Le blog du Temps de l'Immaculée.

Le Ralliement de Léon XIII continue de faire débat

01/09/2025

Le Ralliement de Léon XIII continue de faire débat

Le pape Pecci avait-il raison d'ouvrir en 1892 la voie à la participation des catholiques à la vie politique de la République française, née sur des fondements antichrétiens ? Deux positions comparées.

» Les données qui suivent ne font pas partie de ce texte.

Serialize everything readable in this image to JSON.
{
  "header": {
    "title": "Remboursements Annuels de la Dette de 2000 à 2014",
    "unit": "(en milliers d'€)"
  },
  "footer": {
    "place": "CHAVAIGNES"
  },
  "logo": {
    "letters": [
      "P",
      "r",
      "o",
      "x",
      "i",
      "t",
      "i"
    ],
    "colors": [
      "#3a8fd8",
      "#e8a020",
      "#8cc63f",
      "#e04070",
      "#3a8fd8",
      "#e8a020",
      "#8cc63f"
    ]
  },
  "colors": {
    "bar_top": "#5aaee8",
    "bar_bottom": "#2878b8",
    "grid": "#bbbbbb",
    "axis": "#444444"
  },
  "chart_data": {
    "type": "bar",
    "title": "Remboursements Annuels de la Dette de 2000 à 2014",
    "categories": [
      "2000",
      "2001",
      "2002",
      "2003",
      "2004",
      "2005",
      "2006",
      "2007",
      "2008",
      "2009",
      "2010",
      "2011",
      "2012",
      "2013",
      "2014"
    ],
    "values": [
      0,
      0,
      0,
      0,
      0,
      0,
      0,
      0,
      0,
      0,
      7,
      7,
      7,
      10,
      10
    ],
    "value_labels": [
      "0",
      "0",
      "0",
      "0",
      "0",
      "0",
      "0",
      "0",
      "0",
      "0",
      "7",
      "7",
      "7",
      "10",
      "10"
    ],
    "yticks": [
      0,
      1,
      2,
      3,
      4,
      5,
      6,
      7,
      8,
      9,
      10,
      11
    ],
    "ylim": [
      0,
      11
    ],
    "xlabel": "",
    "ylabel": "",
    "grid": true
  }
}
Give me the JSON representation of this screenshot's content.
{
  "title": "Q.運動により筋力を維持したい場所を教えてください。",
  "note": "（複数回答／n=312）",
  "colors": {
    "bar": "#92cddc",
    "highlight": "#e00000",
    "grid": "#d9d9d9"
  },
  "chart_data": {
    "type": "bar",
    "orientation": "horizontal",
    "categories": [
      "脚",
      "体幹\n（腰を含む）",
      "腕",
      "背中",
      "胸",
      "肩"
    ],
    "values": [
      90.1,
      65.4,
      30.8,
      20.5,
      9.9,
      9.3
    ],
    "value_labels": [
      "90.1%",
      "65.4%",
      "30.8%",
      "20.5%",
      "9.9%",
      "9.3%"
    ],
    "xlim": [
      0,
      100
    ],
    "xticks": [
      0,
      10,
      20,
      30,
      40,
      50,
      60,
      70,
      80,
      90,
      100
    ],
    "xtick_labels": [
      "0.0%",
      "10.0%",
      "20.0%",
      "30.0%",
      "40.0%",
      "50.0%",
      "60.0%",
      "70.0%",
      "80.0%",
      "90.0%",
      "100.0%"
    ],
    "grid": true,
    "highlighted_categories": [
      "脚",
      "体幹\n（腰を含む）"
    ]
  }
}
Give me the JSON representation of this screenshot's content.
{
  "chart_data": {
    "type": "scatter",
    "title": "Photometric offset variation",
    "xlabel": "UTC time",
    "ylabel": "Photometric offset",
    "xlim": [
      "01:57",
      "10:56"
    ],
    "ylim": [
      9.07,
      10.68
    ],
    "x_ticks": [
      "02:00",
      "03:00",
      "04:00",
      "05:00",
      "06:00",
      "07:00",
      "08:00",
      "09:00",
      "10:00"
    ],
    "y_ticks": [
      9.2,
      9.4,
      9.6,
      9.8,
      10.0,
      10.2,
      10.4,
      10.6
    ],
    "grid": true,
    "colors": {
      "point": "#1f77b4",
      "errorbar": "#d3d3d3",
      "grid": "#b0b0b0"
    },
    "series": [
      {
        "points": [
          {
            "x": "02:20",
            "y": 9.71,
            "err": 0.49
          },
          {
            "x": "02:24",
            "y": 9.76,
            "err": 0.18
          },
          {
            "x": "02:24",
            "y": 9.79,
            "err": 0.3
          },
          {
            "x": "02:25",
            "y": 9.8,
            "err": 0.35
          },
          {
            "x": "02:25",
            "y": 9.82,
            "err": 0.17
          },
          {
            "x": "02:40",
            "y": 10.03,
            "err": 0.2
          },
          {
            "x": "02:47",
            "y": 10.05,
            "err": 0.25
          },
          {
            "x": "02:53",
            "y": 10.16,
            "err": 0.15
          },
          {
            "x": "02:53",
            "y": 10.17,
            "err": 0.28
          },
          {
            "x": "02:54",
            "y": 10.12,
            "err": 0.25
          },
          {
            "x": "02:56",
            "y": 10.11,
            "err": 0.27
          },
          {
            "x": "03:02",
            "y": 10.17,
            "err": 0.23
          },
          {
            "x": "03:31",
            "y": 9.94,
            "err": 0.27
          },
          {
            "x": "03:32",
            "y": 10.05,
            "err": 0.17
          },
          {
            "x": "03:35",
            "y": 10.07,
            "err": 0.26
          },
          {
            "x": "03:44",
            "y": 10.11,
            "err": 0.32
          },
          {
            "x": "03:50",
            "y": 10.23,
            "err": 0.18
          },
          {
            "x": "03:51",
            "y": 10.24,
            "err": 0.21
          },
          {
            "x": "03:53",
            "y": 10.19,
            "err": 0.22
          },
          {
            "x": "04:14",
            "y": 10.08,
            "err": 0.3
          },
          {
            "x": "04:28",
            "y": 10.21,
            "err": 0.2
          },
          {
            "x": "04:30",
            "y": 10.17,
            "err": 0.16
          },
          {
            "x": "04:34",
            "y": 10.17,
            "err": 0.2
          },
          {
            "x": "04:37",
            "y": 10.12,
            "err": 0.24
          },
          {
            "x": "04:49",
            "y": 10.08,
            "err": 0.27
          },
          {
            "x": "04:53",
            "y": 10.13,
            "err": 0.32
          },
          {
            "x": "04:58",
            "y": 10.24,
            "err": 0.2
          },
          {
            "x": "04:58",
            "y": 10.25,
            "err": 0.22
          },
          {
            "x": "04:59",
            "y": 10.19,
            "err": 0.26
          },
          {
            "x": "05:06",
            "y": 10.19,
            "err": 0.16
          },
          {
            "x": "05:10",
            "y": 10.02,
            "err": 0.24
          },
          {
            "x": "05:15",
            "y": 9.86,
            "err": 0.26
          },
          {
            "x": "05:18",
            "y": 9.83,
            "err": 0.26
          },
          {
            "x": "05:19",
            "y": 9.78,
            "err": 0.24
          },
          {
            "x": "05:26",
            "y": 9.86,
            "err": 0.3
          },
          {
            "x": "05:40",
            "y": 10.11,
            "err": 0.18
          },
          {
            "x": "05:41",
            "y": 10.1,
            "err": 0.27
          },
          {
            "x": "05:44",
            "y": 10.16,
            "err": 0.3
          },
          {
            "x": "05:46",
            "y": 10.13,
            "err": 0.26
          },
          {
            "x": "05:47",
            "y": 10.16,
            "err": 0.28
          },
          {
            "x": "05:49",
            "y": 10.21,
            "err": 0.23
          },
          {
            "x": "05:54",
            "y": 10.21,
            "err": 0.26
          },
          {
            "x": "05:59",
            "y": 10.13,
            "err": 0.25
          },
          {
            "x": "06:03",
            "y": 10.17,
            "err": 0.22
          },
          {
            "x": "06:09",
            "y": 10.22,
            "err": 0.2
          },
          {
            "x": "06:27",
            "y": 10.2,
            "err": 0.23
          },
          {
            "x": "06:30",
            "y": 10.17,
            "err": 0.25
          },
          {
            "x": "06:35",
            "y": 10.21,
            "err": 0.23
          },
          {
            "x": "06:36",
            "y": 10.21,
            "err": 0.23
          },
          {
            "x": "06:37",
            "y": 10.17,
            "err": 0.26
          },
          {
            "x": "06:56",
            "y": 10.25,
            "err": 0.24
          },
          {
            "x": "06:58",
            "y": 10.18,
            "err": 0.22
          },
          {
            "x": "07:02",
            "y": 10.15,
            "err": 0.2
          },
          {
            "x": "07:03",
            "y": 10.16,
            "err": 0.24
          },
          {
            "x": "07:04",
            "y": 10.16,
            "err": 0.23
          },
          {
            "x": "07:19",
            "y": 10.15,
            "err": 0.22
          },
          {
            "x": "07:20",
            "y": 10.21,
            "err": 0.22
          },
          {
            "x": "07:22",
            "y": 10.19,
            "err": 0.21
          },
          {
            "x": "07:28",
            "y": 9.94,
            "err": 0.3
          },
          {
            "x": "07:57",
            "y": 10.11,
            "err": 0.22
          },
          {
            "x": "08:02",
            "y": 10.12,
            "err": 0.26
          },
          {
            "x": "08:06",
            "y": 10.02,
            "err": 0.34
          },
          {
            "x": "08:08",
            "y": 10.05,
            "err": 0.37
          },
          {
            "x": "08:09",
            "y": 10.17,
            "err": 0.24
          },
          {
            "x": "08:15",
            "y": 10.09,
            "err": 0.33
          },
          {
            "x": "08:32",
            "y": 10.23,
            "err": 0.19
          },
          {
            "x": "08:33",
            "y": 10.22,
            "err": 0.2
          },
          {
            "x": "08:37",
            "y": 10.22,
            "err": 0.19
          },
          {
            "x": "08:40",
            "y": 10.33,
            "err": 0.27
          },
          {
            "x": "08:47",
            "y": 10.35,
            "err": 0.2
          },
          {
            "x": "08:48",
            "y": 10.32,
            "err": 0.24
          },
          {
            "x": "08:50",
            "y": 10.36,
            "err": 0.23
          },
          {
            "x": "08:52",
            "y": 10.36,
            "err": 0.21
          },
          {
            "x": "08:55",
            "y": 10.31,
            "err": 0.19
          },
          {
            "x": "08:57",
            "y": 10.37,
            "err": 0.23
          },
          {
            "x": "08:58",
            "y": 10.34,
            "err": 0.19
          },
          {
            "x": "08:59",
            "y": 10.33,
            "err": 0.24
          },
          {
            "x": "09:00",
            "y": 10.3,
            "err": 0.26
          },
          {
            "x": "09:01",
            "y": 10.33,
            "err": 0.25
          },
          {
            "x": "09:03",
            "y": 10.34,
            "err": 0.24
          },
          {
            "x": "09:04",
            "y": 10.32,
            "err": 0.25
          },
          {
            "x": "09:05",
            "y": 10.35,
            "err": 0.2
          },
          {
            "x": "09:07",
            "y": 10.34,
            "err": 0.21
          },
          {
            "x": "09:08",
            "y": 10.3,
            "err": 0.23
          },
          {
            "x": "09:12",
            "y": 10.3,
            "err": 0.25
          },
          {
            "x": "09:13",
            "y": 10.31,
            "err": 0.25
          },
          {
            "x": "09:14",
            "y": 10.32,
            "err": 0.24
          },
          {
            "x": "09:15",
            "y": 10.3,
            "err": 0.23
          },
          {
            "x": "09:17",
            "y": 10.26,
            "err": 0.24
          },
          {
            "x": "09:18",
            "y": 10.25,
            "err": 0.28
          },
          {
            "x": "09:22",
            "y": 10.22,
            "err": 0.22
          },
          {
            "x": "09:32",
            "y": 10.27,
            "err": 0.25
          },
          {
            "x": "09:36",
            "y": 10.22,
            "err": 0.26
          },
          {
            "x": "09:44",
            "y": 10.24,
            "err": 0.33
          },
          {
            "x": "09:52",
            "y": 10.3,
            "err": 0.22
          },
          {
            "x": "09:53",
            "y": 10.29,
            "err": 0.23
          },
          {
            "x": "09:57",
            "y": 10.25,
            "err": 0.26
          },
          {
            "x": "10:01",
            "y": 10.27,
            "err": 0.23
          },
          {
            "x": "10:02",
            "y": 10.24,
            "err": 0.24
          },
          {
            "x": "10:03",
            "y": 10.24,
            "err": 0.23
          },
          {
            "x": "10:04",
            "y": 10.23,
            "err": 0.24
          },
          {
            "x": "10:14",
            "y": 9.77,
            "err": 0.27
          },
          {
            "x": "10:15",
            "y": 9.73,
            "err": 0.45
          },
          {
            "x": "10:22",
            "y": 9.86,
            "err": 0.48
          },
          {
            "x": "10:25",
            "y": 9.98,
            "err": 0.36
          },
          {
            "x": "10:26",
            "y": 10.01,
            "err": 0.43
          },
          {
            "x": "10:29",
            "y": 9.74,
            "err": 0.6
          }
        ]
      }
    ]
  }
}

Le 16 février 1892, le pape Léon XIII publiait l'encyclique « Au milieu des sollicitudes » sur l'Église et l'État en France, qui ouvrait la voie à la participation des catholiques à la vie politique de la République française. D'où le terme de « Ralliement », qui a historiquement défini cette politique d'adhésion.

 

L'encyclique , dans sa première partie, reprend les observations sur la « conspiration » de la politique moderne contre les droits de l'Église, déjà exprimées dans des encycliques précédentes, et appelle les catholiques à se rassembler afin de former « une grande unité ». Les raisons doctrinales par lesquelles Léon XIII soutient la nécessité de ce devoir de participation unie à la vie politique de la République antichrétienne sont les suivantes : a) toutes les formes de gouvernement sont également valables en elles-mêmes ; b) leur adéquation dépend de la diversité des caractères et des coutumes des peuples ; c) aucune forme politique ne peut être considérée comme définitive et immuable ; d) même en ce qui concerne le gouvernement républicain actuel, les catholiques doivent s'engager unis « à préserver ou à accroître la grandeur morale de leur pays » ; e) cependant, dit-on, cette forme de gouvernement est antichrétienne : Léon propose ici la distinction entre « pouvoirs constitués » et « législation ». Il peut arriver qu'un pouvoir constitué valide produise une législation terrible, ou qu'un pouvoir défectueux produise une bonne législation, car « la qualité des lois dépend plus de la qualité des hommes investis du pouvoir que de la forme du pouvoir ». Les catholiques français doivent donc s'unir « comme un seul homme », même dans la République démocratique, contre les abus de la législation.

 

Dans un article publié dans Die Tagespost  le 24 juillet (lisible en italien sur le blog d'Aldo Maria Valli ) , Martin Grichting réexamine la question en comparant Léon XIII à Léon XIV. Selon lui, Léon XIII a marqué un tournant par rapport aux positions de son prédécesseur, Pie IX, encore attaché au régime précédant la Révolution française, époque à laquelle, écrit l'auteur, la République était considérée comme le diable. Dans son encyclique de 1892, Léon XIII affirmait qu'aucune forme de gouvernement n'est immuable, affirmant que la reconnaissance de nouvelles formes de gouvernement était non seulement permise, mais même nécessaire au bien de la société, même lorsque, sous cette nouvelle forme démocratique, un gouvernement antichrétien combattait l'Église. Les catholiques devaient abandonner l'« État catholique », adhérer à la République et utiliser tous les moyens démocratiques pour défendre l'Évangile et les droits de l'Église.

 

L'abbé Claude Barthe, qui a revisité le sujet dans certains de ses écrits récents, est d'un avis différent . Selon lui, croire que toute forme de gouvernement peut être bonne et que le régime de la République française ne saurait a priori être considéré comme une tyrannie revient à méconnaître la démocratie moderne, celle née avec la Déclaration des Droits de l'Homme durant la phase constituante de la Révolution française, qui fonde sa légitimité non pas sur Dieu mais sur la nation. Cette démocratie ne peut être bonne car elle n'est pas neutre ; la distinction entre « pouvoirs établis » et « législation » ne s'y applique donc pas. Définir le droit de tuer un enfant innocent comme l'un des droits fondamentaux inscrits dans la Constitution française revient à affirmer la supériorité de la « volonté générale » des individus sur la volonté de Dieu. C'est pourquoi « la tactique léonine était résolument erronée ». (C. Barthe, Las consignas de León XIII : une fausse bonne idée, Verbo, n. 629-630, novembre-décembre 2024, pp. 825-834 ; Id., La dimension politique de la défense du droit naturel , Verbo, n. 627-628, août-septembre-octobre 2024, pp. 575-584). Dans cette rupture produite par la République démocratique, selon Don Barthe, on ne pouvait pas voir la volonté d’éloigner l’Église de la scène publique et de l’intégrer dans des structures institutionnelles qui organiseraient progressivement la séparation entre l’Église et la société. En effet, de nombreux catholiques libéraux – « avec une naïveté parfois très touchante » – y voyaient une opportunité et « le catholicisme démocratique retrouverait une influence dans la liberté moderne qu’il perdait de jour en jour, restant lié aux rêves de restauration du christianisme » (C. Barthe, Trouvera-t-il encore la foi sur terre ? , Fede & Cultura, Vérone 2024, p. 25).